En fait, je ne suis pas mort.

Mais j’ai bien fait semblant.

Il s’est passé pas mal de choses depuis mon dernier billet.
J’ai récupéré un ordi tout pourri qui galère à l’allumage, refuse la configuration US de clavier (c’est-à-dire qwerty avec possibilité d’accentuation) et ne connait pas OpenOffice.
Je suis parti dans le Kerala (côte Ouest de l’Inde) avec Kristina et Alexandra, qui était venue dix jours profiter de la vie tropicale.
Je me suis mis en règle avec les autorités indiennes.

Ooty.

Image

Encore un week-end de trois jours qui vient de s’écouler (pour cause de Nouvel An tamoul). Nous en avons profité pour partir à Ooty, petite ville perchée dans les Nilgiris, le massif montagneux à l’Est de Pondy, à la frontière entre le Tamil Nadu , le Kernataka et le Kerala. Le plan original était de randonner dans une réserve (qui était fermée) et de prendre le petit train touristique pour redescendre (nous n’avons pas eu de place). Nonobstant, nous avons passé un excellent moment.

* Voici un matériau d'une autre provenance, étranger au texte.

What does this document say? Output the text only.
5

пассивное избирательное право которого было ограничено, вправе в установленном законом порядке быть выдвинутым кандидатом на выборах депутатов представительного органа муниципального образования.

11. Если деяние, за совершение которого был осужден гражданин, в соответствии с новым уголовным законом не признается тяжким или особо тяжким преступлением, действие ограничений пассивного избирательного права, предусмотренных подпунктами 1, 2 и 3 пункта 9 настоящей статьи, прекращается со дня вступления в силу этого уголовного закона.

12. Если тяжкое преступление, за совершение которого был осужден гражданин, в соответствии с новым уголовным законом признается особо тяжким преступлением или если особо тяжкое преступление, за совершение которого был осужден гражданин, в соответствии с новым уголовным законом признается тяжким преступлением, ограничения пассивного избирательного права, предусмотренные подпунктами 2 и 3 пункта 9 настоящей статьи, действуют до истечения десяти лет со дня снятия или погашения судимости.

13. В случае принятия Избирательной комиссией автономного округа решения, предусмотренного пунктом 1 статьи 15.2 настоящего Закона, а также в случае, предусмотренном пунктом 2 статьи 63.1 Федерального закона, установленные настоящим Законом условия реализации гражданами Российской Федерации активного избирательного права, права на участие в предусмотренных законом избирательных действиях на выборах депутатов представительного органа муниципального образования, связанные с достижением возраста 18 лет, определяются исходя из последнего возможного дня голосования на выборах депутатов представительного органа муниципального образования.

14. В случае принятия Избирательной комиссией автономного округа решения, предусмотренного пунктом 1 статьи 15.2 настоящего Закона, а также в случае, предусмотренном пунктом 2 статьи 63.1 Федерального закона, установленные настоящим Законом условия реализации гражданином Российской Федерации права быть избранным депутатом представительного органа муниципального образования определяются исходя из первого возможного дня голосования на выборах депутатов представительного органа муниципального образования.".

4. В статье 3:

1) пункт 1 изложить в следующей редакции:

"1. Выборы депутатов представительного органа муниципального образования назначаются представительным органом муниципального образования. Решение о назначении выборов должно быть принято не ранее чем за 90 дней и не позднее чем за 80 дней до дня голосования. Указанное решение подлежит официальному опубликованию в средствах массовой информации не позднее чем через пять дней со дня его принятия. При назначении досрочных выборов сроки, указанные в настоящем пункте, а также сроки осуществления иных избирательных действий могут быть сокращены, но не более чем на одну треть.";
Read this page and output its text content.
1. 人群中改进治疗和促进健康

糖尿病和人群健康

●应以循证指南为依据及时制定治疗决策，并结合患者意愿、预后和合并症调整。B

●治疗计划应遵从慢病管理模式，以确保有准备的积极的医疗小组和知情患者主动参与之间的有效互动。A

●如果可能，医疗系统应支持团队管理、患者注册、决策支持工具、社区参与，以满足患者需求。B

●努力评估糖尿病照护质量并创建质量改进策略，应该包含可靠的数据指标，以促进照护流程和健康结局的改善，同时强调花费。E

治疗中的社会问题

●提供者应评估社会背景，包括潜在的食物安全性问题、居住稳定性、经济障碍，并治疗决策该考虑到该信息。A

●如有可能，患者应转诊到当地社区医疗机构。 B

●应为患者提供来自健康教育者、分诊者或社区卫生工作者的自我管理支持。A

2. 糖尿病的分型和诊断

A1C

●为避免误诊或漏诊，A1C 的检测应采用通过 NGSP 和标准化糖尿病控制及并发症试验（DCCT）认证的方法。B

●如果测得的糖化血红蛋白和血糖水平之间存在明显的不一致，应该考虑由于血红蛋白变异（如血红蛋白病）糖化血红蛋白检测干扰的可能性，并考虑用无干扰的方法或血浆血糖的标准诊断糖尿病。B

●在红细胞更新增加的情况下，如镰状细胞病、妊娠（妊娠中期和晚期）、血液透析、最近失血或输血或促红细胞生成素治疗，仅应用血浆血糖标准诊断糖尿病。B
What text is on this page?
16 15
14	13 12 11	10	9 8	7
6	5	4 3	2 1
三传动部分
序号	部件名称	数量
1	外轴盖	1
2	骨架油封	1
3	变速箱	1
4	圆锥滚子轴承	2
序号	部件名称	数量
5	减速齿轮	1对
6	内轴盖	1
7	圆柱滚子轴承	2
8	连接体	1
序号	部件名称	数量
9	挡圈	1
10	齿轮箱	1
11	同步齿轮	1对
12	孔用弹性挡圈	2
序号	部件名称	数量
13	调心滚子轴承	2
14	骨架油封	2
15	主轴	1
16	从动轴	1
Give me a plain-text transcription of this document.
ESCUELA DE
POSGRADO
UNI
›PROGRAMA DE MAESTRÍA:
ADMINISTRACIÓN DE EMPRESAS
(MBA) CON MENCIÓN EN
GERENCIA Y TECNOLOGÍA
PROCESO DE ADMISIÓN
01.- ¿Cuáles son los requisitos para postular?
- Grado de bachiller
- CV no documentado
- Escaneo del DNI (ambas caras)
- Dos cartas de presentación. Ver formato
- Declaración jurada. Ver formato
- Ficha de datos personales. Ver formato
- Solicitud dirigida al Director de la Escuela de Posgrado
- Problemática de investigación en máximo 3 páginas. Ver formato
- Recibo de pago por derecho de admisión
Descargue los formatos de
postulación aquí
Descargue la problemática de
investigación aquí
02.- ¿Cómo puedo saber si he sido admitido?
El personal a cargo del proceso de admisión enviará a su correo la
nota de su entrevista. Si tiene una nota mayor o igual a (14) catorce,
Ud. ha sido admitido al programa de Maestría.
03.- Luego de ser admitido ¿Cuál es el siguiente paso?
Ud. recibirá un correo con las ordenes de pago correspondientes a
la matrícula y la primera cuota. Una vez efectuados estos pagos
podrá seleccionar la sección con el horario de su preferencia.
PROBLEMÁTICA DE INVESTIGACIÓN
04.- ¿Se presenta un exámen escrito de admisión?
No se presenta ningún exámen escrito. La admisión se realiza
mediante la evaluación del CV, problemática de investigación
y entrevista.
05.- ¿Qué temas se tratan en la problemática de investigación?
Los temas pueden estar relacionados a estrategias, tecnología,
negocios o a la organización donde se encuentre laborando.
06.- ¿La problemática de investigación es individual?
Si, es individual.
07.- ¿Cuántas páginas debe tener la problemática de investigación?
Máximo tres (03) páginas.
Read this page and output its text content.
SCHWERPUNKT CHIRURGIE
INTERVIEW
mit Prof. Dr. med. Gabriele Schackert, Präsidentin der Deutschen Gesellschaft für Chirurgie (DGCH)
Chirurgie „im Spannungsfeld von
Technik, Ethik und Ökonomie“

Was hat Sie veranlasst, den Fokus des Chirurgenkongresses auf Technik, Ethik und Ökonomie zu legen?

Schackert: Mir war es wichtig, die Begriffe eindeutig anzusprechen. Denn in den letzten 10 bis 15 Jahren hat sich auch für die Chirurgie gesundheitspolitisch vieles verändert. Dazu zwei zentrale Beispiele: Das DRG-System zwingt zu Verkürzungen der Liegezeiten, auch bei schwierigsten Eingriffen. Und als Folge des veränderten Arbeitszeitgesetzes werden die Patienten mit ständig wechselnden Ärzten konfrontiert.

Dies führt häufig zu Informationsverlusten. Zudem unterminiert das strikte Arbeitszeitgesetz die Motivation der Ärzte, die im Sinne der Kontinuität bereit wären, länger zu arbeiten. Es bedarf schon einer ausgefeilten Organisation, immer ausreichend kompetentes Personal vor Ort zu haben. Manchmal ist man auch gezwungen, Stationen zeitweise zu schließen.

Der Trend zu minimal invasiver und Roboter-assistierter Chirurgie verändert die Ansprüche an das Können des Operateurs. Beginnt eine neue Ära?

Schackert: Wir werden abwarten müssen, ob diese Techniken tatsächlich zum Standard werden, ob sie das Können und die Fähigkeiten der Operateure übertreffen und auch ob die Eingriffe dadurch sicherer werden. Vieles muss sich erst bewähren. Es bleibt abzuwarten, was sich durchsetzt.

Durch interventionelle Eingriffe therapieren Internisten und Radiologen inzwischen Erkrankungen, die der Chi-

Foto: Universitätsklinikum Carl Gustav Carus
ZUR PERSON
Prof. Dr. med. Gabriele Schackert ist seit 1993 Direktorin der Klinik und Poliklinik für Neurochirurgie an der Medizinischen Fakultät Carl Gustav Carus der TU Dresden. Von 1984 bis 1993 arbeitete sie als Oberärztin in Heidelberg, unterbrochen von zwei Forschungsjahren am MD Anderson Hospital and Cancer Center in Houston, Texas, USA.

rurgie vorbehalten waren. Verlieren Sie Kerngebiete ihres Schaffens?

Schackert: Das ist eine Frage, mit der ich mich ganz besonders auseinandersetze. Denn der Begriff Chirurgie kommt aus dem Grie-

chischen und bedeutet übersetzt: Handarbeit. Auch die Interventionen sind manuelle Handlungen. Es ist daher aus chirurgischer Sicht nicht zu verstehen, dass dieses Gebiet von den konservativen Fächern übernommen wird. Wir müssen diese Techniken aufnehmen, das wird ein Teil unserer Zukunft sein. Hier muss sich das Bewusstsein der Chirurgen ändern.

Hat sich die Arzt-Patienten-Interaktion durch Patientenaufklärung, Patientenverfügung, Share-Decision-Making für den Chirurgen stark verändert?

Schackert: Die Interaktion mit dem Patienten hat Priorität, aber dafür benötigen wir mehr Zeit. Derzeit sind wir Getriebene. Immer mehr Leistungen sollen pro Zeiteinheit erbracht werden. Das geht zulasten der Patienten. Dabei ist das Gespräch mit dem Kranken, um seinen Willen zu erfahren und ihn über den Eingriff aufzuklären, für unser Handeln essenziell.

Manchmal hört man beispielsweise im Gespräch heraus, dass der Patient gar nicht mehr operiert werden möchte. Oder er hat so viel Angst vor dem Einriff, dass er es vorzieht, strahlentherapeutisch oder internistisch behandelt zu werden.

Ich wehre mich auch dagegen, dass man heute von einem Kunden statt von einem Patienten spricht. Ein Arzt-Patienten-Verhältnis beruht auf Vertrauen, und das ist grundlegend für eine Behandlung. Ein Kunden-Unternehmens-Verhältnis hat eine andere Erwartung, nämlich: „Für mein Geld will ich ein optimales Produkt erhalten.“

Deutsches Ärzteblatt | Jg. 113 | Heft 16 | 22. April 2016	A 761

Il faut savoir que l’on trouve trois choses essentielles à Ooty :

Des hectares de plantations de thé, qui permettent des photos et des randonnées des plus sympas.

De la fraîcheur, on est à plus de deux mille mètres d’altitude et après la fournaise qu’est Pondy en ce moment, c’est des plus appréciés.

Et enfin, conséquence directe de la fraîcheur, du chocolat. En effet, si l’Inde produit pas mal de cacao, il n’y a que dans la région d’Ooty qu’on le transforme en chocolat, parce que c’est le seul endroit où il ne fond pas immédiatement. On reste en Inde donc c’est essentiellement du chocolat au lait bien sucré, mais ça fait un bien fou (chocolat au caramel, quand te reverrais-je ?)

Nous avons donc consommé du chocolat, fait une randonnée dans les plantations de thé, avalé des kilomètres en bus, vu des singes et des paysages magnifiques, dormi dans la YWCA du coin (un trésor de flegme britannique, qui sert du porridge au petit déjeuner et qui possède un piano désaccordé sur lequel je me suis retrouvé à égrener la mélodie de When the Saints Go Marching in) et à écouter l’appel à la prière de la mosquée, (il y a une forte communauté musulmane).